GRE MINI EXAM 14 (Concept question)

why does he add one

Look at the Note below the question, it says “every set is a subset of itself”. Meaning set {4,19,1,6} is a subset of {4,19,1,6}. Let me put it this way

no. of sets with 1 element like {4}, {19},… = 4
no of sets with 2 elements like {4, 19}, {19, 6}… = 6
no of sets with 3 elements like {4, 19, 1}… = 4
no of sets with 4 elements {4,19,1,6} = 1. Total = 15

i thought the same but a really got hung up on the phrase every set is a subset of it self i thought that no. of set with 2 elements can be {4,19} and {19,4} so it would be 12 and so on.
what made you determine it wouldn’t be that case that i mentioned above

A set is nothing but a collection of numbers. So, {4,19} and {19,4} are essentially the same sets as the order of the numbers doesn’t matter. I hope, this helped you.

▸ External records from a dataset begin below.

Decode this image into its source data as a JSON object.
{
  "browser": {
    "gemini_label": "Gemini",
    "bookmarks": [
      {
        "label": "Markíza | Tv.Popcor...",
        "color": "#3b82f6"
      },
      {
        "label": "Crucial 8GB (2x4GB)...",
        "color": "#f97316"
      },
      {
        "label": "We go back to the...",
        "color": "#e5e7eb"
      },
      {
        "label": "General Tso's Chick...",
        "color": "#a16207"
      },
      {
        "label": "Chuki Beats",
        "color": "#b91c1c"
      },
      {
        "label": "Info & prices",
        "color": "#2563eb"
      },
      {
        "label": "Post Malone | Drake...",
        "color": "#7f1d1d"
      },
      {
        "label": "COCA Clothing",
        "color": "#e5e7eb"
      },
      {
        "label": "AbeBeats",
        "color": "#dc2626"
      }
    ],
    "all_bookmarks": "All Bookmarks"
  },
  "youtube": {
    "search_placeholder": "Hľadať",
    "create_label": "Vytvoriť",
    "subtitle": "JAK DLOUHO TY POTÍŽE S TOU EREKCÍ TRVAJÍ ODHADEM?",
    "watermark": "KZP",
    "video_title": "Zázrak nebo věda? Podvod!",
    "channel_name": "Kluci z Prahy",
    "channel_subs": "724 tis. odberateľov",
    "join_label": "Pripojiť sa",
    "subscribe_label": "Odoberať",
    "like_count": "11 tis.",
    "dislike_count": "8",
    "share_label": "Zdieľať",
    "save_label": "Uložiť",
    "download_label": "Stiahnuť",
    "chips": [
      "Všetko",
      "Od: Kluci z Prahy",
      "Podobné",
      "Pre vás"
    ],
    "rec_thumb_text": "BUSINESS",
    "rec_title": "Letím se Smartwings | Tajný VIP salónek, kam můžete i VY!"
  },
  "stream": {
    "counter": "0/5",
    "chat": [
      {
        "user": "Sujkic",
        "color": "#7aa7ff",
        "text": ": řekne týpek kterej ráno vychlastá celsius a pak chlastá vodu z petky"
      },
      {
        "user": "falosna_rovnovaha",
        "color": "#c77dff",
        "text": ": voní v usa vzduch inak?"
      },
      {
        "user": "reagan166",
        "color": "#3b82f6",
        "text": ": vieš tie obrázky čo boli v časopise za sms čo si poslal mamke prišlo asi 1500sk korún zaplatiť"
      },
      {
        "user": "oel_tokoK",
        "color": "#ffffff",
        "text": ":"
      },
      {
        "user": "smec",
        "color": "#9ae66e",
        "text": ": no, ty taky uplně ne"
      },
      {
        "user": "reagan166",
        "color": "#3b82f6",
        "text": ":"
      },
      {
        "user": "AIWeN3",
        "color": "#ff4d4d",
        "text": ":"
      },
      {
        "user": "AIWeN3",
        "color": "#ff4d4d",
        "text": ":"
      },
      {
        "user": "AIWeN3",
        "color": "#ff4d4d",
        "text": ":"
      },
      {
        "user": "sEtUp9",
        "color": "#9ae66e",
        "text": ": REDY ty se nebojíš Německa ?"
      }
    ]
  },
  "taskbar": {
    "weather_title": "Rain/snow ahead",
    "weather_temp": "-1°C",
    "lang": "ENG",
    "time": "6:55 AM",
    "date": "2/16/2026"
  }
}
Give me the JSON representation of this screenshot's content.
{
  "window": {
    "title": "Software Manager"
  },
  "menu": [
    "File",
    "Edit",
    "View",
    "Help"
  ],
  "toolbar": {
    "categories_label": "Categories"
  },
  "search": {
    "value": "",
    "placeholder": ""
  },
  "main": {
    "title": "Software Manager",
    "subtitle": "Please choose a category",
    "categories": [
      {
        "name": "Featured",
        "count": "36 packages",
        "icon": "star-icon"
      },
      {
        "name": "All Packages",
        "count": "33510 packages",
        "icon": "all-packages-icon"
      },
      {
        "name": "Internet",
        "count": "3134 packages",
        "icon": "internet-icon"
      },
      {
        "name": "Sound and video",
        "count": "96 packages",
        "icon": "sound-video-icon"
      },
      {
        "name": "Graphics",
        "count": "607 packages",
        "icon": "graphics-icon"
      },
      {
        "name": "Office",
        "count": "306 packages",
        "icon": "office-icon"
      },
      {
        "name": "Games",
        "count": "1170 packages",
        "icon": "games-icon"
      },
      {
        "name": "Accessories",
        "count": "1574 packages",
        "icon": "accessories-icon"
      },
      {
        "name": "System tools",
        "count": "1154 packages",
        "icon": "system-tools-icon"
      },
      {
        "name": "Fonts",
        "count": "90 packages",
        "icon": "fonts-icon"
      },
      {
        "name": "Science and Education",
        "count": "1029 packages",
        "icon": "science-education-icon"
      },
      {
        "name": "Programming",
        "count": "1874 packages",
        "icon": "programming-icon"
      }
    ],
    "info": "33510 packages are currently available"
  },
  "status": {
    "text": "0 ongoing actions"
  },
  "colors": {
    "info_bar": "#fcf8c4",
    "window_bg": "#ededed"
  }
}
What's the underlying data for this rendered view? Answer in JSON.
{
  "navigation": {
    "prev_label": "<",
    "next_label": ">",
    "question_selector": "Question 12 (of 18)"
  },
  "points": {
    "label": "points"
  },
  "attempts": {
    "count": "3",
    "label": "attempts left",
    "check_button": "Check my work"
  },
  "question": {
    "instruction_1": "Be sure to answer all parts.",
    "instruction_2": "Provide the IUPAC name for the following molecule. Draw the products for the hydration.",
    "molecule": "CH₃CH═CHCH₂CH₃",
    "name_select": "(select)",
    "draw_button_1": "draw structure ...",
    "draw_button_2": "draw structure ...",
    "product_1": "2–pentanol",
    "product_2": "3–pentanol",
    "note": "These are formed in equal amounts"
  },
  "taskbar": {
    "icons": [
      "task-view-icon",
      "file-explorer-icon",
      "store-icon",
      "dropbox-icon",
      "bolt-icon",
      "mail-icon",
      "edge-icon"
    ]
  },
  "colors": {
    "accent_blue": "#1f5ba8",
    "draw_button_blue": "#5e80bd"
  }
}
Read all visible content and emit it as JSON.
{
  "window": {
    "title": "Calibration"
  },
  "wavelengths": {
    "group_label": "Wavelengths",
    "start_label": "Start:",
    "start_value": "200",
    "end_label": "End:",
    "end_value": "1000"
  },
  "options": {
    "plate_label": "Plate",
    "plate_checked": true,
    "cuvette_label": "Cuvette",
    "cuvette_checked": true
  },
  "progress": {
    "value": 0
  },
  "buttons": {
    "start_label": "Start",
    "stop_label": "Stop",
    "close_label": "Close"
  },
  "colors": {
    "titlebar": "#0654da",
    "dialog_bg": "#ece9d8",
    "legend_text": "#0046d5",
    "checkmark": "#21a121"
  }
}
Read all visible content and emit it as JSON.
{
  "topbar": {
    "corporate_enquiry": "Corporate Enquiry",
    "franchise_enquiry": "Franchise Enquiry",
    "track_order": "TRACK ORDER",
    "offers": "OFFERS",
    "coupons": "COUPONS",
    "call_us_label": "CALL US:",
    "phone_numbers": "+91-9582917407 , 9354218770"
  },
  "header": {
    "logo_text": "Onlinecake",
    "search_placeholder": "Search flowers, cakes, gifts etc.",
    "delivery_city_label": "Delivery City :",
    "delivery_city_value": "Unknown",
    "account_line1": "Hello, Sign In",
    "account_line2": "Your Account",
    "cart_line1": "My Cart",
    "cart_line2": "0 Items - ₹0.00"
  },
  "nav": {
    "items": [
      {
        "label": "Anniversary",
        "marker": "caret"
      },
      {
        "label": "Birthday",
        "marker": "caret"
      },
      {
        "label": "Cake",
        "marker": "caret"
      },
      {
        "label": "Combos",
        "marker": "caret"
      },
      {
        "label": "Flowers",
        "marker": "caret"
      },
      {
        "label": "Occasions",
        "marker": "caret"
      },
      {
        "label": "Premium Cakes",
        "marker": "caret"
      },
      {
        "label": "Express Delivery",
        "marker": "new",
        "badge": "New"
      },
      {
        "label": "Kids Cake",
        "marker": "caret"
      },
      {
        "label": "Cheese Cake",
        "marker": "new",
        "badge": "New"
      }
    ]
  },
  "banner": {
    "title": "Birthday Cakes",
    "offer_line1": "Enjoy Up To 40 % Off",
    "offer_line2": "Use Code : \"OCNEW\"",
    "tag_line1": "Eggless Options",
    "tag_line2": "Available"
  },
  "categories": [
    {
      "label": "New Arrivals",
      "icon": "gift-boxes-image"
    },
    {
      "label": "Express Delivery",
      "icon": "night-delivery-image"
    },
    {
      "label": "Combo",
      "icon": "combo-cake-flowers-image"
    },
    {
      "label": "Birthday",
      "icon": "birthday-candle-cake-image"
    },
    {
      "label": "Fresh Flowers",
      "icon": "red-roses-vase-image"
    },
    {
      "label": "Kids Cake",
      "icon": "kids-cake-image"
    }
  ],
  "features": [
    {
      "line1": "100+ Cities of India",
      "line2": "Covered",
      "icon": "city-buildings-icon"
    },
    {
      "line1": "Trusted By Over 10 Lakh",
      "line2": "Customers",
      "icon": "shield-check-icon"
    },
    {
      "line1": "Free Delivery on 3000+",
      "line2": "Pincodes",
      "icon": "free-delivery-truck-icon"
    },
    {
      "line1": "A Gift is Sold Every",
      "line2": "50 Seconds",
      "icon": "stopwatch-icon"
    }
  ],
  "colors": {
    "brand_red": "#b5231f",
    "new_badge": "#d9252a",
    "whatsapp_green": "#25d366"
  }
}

ok so the rule of thumb should be a set cannot have repeats and the order of numbers in any set dose not matter is that right

Not exactly, a set can have repeated elements eg: {1,2,2,2,3}, but it is no different from {2,1,2,3,2}. They are both same, and it is in the context the order doesn’t matter. If you have to calculate mean, median and mode for the values in the set, you must arrange them in ascending order.

a set cannot have repeated elements i am pretty sure i have heard the same on GRE Quant concept series

Sorry It’s my bad. You are correct, I cross checked it and a set by definition can’t have repeated elements. One with repeated elements is called a multiset. Yes, a set is a collection of elements where repetition and order are ignored.